Apache Hadoop Lab at JavaOne

Categories: General

Guest post by Daniel Templeton, Product Manager at Oracle.

Aside from JavaOne ’10 having a new home as part of the greater Oracle OpenWorld conference, it was business as usual this year. Lots of great sessions, lots of interesting labs, and lots and lots of excited developers. (I think there may have even been more attendees than the conference planners expected.) This year Apache Hadoop joined the ranks of the JavaOne hands-on labs with a lab co-produced by Oracle and Cloudera.

JavaOne Hands-on Lab S314413: Extracting Real Value from Your Data With Apache Hadoop was offered as a two-hour interactive lab designed to introduce attendees to the Hadoop environment, including writing a MapReduce program, writing a custom input reader, running, monitoring, and managing Hadoop jobs, and working with the Hive data warehousing platform. The lab was designed for participants with at least some Java programming experience but not necessarily any prior exposure to Hadoop.

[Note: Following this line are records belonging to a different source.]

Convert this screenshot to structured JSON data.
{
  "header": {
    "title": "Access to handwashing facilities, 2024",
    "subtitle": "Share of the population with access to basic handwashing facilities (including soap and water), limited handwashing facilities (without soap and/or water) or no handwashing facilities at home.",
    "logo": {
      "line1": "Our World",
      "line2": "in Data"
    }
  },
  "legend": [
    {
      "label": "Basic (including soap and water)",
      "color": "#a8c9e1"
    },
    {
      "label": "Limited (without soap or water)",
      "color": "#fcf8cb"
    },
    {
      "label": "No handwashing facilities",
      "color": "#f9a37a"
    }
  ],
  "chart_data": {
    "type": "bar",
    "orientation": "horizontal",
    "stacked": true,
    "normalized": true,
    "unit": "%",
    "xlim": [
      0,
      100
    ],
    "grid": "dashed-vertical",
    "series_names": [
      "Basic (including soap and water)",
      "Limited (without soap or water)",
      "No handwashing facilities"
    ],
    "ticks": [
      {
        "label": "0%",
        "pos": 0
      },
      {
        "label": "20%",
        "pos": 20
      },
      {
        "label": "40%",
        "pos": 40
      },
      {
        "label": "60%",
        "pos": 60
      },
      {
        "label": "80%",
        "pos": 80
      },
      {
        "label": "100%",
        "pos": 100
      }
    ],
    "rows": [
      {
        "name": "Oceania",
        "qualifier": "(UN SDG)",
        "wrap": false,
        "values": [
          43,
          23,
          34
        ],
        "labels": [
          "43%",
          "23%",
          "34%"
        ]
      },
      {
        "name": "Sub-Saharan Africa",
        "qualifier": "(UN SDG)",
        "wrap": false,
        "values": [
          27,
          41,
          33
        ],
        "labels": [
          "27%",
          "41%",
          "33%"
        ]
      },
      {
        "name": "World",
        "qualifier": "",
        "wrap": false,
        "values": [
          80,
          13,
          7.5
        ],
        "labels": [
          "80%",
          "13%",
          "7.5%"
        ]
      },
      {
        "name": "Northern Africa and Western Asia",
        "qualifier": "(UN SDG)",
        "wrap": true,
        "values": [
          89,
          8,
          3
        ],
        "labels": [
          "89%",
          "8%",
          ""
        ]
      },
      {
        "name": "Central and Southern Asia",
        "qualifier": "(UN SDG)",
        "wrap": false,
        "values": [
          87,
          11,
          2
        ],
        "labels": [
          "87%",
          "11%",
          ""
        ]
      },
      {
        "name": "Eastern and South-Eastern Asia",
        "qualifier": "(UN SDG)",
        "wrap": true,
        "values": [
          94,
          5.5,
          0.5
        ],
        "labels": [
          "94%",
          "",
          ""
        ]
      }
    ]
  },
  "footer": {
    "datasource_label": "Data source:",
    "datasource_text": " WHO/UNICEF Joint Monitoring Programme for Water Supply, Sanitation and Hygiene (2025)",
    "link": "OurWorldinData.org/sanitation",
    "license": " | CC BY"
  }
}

In case you missed the lab at JavaOne, Oracle and Cloudera are both making the lab materials available online. Oracle will post the materials as part of the greater JavaOne presentations posting. Cloudera has already posted the lab materials online in the training section of the website.

When you download the zip file, in it you will find a lab workbook as a PDF in the root directory. At the back of the workbook, you will find an appendix that describes how to set up your own lab environment. I highly recommend that you grab the Cloudera Distribution for Hadoop (v2) to use as an environment for the lab. Cloudera even makes a prebuilt Linux/Hadoop environment available as a virtual machine. The lab was written for Solaris 11 Express and NetBeans, but you should still be able to do the lab on another OS with another IDE.

At JavaOne, the lab was very successful. Turnout was good and the comments were great! I’ve already incorporated lots of great feedback from that session into the set of lab materials that Cloudera is now hosting, but I’m always happy to hear any additional comments and/or feedback. Happy coding!